초록보기
Among the rural industrialization models that appeared during China’s economic reform era, the three models of “Sunan moshi,” “Wenzhou moshi,” and “Zhujiang moshi” received the most attention. Each of these three models developed distinctively as regional development models in their respective regions based on the region’s political, economical, social, cultural, and historical background, and led the economic development in each region from the early 1980s to the mid 1990s. As such, these three models were lauded by many other regions in China and by the academic sphere as a successful development model. However, with the rapid turns in China’s economic environment since the mid 1990s, problems in these models came to the surface and brought widespread criticism as a regional development model.

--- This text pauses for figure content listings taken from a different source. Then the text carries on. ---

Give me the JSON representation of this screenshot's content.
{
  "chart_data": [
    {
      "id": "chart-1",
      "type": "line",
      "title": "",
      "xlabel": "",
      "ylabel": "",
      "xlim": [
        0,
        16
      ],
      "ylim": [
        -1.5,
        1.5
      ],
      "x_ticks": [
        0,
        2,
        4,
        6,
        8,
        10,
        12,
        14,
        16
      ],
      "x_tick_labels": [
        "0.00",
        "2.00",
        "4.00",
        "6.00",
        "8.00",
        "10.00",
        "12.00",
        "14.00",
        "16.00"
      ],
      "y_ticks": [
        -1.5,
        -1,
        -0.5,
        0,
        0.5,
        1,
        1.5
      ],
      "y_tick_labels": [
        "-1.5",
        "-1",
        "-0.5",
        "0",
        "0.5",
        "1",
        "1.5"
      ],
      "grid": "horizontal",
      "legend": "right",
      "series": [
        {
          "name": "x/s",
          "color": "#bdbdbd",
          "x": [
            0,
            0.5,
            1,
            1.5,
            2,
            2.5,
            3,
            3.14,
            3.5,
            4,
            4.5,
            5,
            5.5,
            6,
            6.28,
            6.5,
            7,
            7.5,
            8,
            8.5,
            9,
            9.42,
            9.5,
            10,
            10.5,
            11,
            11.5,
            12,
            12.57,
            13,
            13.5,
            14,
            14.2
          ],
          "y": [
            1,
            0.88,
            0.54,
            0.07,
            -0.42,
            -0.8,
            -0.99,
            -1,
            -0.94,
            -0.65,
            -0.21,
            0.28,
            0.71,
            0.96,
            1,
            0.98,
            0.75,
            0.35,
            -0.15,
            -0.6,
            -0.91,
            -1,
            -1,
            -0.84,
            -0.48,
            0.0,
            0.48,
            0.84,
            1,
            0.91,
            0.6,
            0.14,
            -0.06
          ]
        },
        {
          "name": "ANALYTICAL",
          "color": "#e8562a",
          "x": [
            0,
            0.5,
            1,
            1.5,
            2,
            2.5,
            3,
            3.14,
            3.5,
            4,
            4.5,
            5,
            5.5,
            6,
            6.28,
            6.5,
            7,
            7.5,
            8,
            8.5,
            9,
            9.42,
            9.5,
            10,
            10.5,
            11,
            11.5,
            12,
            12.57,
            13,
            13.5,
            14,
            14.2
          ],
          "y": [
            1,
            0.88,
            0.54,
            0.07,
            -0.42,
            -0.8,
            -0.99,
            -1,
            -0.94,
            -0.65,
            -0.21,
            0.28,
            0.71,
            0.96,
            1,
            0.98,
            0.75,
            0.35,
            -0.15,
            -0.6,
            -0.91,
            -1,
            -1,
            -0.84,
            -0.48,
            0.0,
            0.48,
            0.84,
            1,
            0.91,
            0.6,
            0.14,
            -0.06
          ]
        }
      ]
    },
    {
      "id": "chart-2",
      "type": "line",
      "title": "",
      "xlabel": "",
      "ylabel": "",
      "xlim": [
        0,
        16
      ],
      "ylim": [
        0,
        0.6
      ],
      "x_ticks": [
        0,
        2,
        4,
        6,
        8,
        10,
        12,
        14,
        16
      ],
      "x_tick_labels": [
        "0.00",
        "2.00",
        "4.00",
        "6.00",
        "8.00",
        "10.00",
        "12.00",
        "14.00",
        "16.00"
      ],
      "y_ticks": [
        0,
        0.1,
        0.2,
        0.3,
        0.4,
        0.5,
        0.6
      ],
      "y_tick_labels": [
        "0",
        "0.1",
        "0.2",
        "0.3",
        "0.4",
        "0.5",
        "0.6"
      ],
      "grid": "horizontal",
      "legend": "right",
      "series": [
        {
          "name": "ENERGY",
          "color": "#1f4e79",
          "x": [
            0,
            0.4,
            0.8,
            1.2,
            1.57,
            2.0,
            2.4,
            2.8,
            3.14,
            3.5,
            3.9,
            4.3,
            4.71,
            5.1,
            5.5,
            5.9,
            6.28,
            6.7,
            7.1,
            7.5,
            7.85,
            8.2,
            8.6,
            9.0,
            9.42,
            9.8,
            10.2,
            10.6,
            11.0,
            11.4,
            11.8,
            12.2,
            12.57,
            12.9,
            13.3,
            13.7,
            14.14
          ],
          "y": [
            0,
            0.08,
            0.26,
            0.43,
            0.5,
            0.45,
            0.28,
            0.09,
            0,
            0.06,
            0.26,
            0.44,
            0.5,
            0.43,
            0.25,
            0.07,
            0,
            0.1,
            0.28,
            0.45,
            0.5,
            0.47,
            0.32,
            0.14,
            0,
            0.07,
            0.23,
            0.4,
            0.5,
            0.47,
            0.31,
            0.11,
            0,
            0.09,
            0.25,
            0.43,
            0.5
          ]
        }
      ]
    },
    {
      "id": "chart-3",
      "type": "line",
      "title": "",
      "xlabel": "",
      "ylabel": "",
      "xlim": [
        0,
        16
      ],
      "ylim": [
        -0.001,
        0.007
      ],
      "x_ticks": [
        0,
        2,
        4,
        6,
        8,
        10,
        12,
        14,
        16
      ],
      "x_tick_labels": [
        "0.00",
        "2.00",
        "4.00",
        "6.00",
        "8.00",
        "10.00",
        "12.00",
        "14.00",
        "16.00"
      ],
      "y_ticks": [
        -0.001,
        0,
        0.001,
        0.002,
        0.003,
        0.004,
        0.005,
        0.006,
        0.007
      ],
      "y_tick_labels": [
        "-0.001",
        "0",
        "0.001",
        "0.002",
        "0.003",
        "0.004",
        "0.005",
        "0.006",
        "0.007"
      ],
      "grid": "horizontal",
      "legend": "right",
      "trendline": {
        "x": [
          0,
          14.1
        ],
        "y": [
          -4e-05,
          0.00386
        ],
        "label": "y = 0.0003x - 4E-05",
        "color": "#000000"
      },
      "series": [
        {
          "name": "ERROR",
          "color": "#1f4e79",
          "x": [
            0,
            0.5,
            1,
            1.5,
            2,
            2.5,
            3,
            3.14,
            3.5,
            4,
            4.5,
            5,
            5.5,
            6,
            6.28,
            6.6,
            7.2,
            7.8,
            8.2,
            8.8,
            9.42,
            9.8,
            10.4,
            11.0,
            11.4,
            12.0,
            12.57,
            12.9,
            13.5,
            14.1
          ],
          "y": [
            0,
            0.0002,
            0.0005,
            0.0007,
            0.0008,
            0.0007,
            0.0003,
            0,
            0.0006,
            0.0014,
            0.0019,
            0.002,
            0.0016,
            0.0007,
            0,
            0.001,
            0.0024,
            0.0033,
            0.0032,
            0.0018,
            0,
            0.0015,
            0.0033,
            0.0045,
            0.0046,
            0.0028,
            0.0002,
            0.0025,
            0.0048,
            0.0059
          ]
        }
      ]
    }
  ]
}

The limitations seen in the three models gave birth to the movement to innovate them, which in turn, led to concepts such as the “new Sunan moshi,” the “new Wenzhou moshi,” and the “new Zhujiang moshi,” collectively referred to as the “xin moshi (new model).”
The purpose of this paper is to reflect on how these three models were replaced by the new development models. In particular, the paper will investigate whether the new models are developing into distinctive models by region like the traditional three models or whether they have converged into a common model. As the co-existence of various ownerships - which can largely be categorized into collective ownership, private ownership, and foreign ownership - at the center of China’s socialist market economy are represented in these three models, the study on the development, reform, and innovation of the three models gives important clues for China’s systemic transformation.